The word "overlooked" in literature exhibits a fascinating duality. In some texts, it serves a literal role, describing a physical vantage point—such as a casement that overlooks a rampart [1] or a plateau that overlooks the sea [2, 3]—thereby evoking images of expansive, commanding views. In other contexts, "overlooked" is employed metaphorically to denote neglect or the failure to notice something significant, whether it be a detail in a narrative [4, 5, 6], a fault in character [7, 8], or even historical oversights [9, 10]. This versatility enriches the word's impact, drawing on visual imagery to underscore a subtler commentary on human inattention or deliberate disregard.

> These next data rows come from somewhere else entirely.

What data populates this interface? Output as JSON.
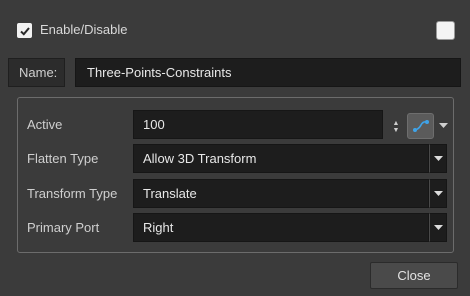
{
  "header": {
    "enable_label": "Enable/Disable",
    "enable_checked": true,
    "color_swatch": "#f4f4f4"
  },
  "name_row": {
    "label": "Name:",
    "value": "Three-Points-Constraints"
  },
  "fields": {
    "active": {
      "label": "Active",
      "value": "100"
    },
    "flatten_type": {
      "label": "Flatten Type",
      "value": "Allow 3D Transform"
    },
    "transform_type": {
      "label": "Transform Type",
      "value": "Translate"
    },
    "primary_port": {
      "label": "Primary Port",
      "value": "Right"
    }
  },
  "icons": {
    "function_icon": "function-curve-icon",
    "dropdown_icon": "chevron-down-icon",
    "spin_icon": "spin-arrows-icon"
  },
  "buttons": {
    "close_label": "Close"
  },
  "colors": {
    "background": "#3b3b3b",
    "field_bg": "#1d1d1d",
    "check_bg": "#f2f2f2",
    "func_accent": "#3fa3e8"
  }
}
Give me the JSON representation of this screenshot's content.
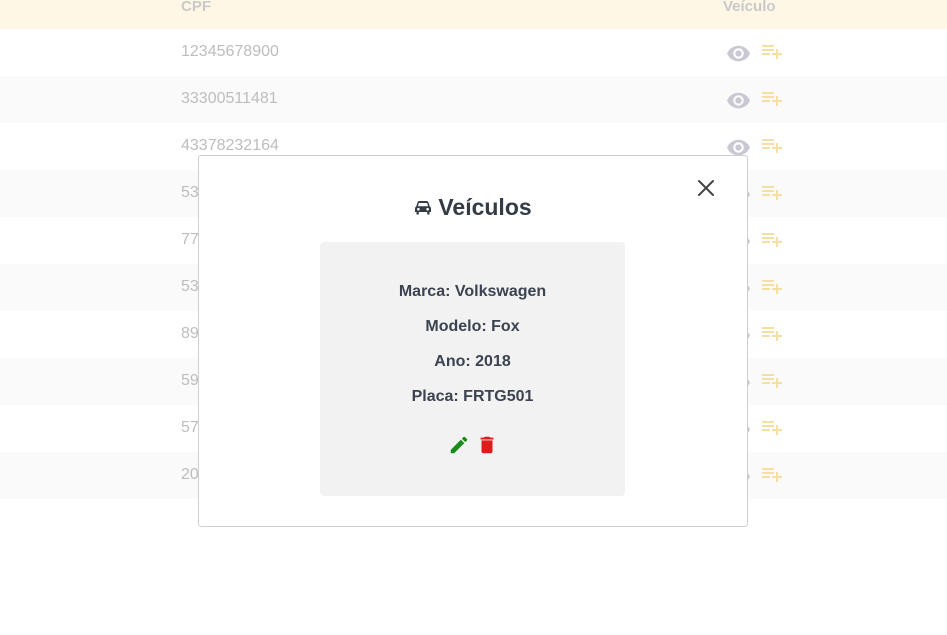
{
  "table": {
    "headers": {
      "cpf": "CPF",
      "veiculo": "Veículo"
    },
    "rows": [
      {
        "cpf": "12345678900"
      },
      {
        "cpf": "33300511481"
      },
      {
        "cpf": "43378232164"
      },
      {
        "cpf": "53"
      },
      {
        "cpf": "77"
      },
      {
        "cpf": "53"
      },
      {
        "cpf": "89"
      },
      {
        "cpf": "59"
      },
      {
        "cpf": "57"
      },
      {
        "cpf": "20"
      }
    ],
    "row_icons": [
      "eye-icon",
      "playlist-add-icon"
    ]
  },
  "modal": {
    "title": "Veículos",
    "title_icon": "car-icon",
    "vehicle": {
      "marca": "Marca: Volkswagen",
      "modelo": "Modelo: Fox",
      "ano": "Ano: 2018",
      "placa": "Placa: FRTG501"
    },
    "icons": {
      "edit": "pencil-icon",
      "delete": "trash-icon",
      "close": "close-icon"
    }
  },
  "colors": {
    "header_bg": "#fff7e6",
    "eye": "#c9c9d3",
    "add": "#f6dfa4",
    "edit": "#1a8a1a",
    "delete": "#e01b1b",
    "card_bg": "#f2f2f2",
    "title": "#333b44"
  }
}
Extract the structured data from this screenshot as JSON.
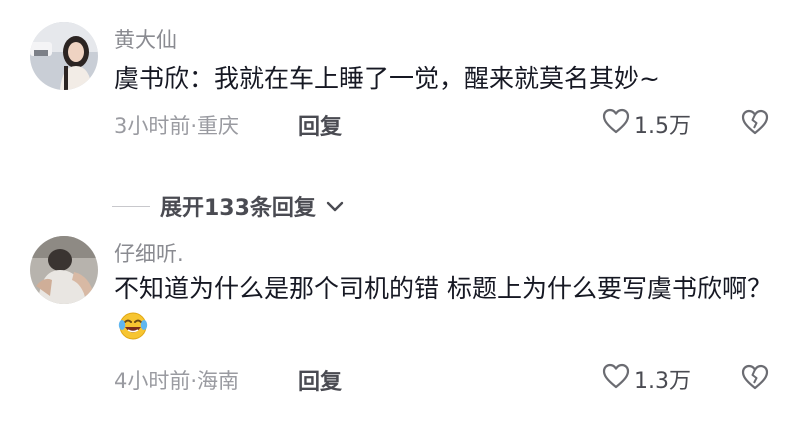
{
  "comments": [
    {
      "username": "黄大仙",
      "text": "虞书欣：我就在车上睡了一觉，醒来就莫名其妙~",
      "meta": "3小时前·重庆",
      "reply_label": "回复",
      "likes": "1.5万"
    },
    {
      "username": "仔细听.",
      "text": "不知道为什么是那个司机的错 标题上为什么要写虞书欣啊？",
      "meta": "4小时前·海南",
      "reply_label": "回复",
      "likes": "1.3万"
    }
  ],
  "expand_replies": "展开133条回复",
  "icons": {
    "like": "heart-outline-icon",
    "dislike": "broken-heart-icon",
    "expand": "chevron-down-icon",
    "emoji": "laughing-crying-emoji"
  },
  "colors": {
    "text": "#161823",
    "muted": "#9a9ba1",
    "action": "#4a4b52"
  }
}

  1. One of the high casements, which she opened, overlooked a rampart, but the view beyond was hid in darkness.
    — from The Mysteries of Udolpho by Ann Ward Radcliffe
  2. Then he rushed to the side of the plateau which overlooked the sea, and remained there a long time motionless.
    — from The Mysterious Island by Jules Verne
  3. Harding applied his eye to the aperture, which overlooked the ground from a height of eighty feet.
    — from The Mysterious Island by Jules Verne
  4. It has been completely overlooked, for example, by the illustrators.
    — from The History of Don Quixote, Volume 1, Complete by Miguel de Cervantes Saavedra
  5. The servants deny having seen it before, but among the numerous curiosities in the house it is possible that it may have been overlooked.
    — from The Memoirs of Sherlock Holmes by Arthur Conan Doyle
  6. “You may conceivably have overlooked it.”
    — from The Return of Sherlock Holmes by Arthur Conan Doyle
  7. Her clients said that Lena ‘had style,’ and overlooked her habitual inaccuracies.
    — from My Ántonia by Willa Cather
  8. If he had confessed , I should have overlooked his fault.
    — from An Advanced English Grammar with Exercises by Frank Edgar Farley and George Lyman Kittredge
  9. If they overlooked him, he could hardly overlook them, since they stood with their whole weight on his body.
    — from The Education of Henry Adams by Henry Adams
  10. Now we overlooked a remarkable distinction between the conceptions.